CONTEXT: Emergency general surgery (EGS) is common and highly morbid for older adults, particularly for those who are frail. However, there are little data on the quality of end-of-life care (EOLC) for this population. OBJECTIVES: We sought to examine the association of frailty with intensity of EOLC for older adults with and without frailty who undergo EGS but die within one year. METHODS: This retrospective cohort study included 100% Medicare fee-for-service beneficiaries, ≥66 years, who underwent one of five EGS procedures with the highest mortality (partial colectomy, small bowel resection, peptic ulcer disease repair, adhesiolysis, or laparotomy) between 2008 and 2014 and died within one year.
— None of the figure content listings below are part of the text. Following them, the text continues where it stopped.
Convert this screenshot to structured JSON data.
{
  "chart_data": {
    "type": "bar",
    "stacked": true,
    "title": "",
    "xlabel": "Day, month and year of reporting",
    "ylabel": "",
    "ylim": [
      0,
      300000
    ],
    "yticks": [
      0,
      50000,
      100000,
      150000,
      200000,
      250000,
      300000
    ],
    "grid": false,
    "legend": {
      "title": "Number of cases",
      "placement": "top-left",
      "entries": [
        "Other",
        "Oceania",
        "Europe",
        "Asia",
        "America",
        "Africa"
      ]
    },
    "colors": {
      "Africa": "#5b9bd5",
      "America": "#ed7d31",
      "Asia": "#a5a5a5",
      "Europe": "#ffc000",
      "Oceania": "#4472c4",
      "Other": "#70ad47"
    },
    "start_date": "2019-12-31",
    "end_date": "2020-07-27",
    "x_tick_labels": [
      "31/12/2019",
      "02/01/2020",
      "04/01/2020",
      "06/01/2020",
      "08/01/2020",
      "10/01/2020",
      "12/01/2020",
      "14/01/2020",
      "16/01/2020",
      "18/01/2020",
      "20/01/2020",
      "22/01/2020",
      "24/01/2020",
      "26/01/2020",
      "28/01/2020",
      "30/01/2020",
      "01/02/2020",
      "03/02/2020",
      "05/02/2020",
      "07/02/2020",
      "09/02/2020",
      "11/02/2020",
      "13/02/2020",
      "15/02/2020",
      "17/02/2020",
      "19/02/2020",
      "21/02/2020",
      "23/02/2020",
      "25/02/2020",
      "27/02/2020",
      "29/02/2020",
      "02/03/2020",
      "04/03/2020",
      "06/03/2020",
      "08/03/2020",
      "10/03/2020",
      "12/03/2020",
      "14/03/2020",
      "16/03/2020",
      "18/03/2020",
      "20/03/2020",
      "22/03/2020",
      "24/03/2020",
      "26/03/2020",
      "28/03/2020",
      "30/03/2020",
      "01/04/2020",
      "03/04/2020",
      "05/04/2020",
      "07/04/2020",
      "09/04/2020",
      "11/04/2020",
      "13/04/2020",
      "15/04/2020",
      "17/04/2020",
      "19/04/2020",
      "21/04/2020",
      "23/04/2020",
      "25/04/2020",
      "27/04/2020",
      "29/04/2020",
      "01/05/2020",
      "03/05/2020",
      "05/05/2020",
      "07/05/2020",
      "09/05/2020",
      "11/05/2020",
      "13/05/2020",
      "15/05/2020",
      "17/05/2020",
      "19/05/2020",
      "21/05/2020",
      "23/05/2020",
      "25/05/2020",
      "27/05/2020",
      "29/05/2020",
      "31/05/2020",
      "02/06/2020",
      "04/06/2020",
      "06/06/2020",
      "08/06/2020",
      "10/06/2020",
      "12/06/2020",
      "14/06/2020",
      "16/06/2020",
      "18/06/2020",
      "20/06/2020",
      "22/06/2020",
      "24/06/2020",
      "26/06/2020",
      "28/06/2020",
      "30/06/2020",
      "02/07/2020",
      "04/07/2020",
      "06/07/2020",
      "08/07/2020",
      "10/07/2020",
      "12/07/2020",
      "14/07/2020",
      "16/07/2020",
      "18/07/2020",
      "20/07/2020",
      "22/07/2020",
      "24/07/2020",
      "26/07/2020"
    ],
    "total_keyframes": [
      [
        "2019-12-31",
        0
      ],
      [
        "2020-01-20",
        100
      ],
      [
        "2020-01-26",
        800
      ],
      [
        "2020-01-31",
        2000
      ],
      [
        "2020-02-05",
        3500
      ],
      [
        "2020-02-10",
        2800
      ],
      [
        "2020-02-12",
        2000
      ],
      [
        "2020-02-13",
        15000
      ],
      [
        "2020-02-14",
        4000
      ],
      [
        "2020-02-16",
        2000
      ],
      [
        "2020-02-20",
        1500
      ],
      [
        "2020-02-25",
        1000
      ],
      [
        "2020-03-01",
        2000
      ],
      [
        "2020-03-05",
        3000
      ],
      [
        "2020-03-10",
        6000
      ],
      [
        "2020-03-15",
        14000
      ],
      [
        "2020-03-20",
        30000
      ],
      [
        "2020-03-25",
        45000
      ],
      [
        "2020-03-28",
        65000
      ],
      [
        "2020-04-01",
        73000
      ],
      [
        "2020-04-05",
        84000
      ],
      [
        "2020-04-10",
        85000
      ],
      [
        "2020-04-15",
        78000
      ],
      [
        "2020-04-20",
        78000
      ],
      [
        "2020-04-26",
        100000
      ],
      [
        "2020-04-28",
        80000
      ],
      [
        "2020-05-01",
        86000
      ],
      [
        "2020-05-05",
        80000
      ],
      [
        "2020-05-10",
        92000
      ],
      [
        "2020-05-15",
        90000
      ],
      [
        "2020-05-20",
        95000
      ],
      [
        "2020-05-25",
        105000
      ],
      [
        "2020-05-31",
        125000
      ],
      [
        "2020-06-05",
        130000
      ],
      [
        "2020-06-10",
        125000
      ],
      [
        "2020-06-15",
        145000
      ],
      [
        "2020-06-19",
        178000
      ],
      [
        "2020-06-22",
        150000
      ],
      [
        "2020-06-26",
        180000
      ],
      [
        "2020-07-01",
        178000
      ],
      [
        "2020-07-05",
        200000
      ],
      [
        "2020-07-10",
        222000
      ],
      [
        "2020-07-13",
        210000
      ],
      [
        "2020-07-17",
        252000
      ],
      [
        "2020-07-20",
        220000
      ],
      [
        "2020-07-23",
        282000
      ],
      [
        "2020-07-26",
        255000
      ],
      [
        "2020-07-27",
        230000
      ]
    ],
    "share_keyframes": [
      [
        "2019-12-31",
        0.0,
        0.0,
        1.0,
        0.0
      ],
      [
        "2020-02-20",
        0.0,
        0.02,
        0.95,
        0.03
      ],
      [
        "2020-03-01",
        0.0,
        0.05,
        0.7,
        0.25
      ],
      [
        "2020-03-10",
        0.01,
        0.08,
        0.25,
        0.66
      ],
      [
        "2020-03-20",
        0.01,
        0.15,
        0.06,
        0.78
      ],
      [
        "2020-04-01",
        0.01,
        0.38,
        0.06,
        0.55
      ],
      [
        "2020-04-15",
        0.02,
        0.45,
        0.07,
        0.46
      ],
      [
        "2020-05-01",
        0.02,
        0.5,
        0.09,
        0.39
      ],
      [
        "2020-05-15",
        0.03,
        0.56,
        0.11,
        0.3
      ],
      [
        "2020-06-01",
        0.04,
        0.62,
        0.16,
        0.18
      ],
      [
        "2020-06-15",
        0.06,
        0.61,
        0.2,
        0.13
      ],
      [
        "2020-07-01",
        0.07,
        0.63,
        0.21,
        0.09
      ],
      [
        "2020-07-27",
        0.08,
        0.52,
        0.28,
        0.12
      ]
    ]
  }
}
A validated claims-based frailty index (CFI) identified patients who were not frail (CFI < 0.15), prefrail (0.15 ≤ CFI < 0.25), mildly frail (0.25 ≤ CFI < 0.35), and moderately to severe frail (CFI ≥ 0.35). Multivariable adjusted logistic or Poisson regression compared post-discharge and EOL healthcare utilization. RESULTS: Among 138,916 older EGS adults who died within one year, 32.2% were not frail, 31.7% were prefrail, 29.8% had mild frailty and 6.3% had moderate-to-severe frailty. Decedents with any degree of frailty experienced high-intensity EOLC (P < 0.01), low rates of hospice use (P < 0.01), and fewer days at home. Of those who survived the index hospitalization but died within one year, moderate-to-severely frail decedents had the highest odds of visiting an emergency department (odds ratio [OR] = 1.19, CI = 1.13-1.27), rehospitalization (OR = 1.23, CI = 1.16-1.31), or an intensive care unit admission (OR = 1.22, CI = 1.13-1.30) in the last 30 days of life compared to nonfrail decedents. CONCLUSION: While all older patients undergoing EGS have poor end-of-life outcomes, frail EGS patients receive the highest intensity EOLC and represent a vulnerable population for whom targeted interventions could limit burdensome treatment.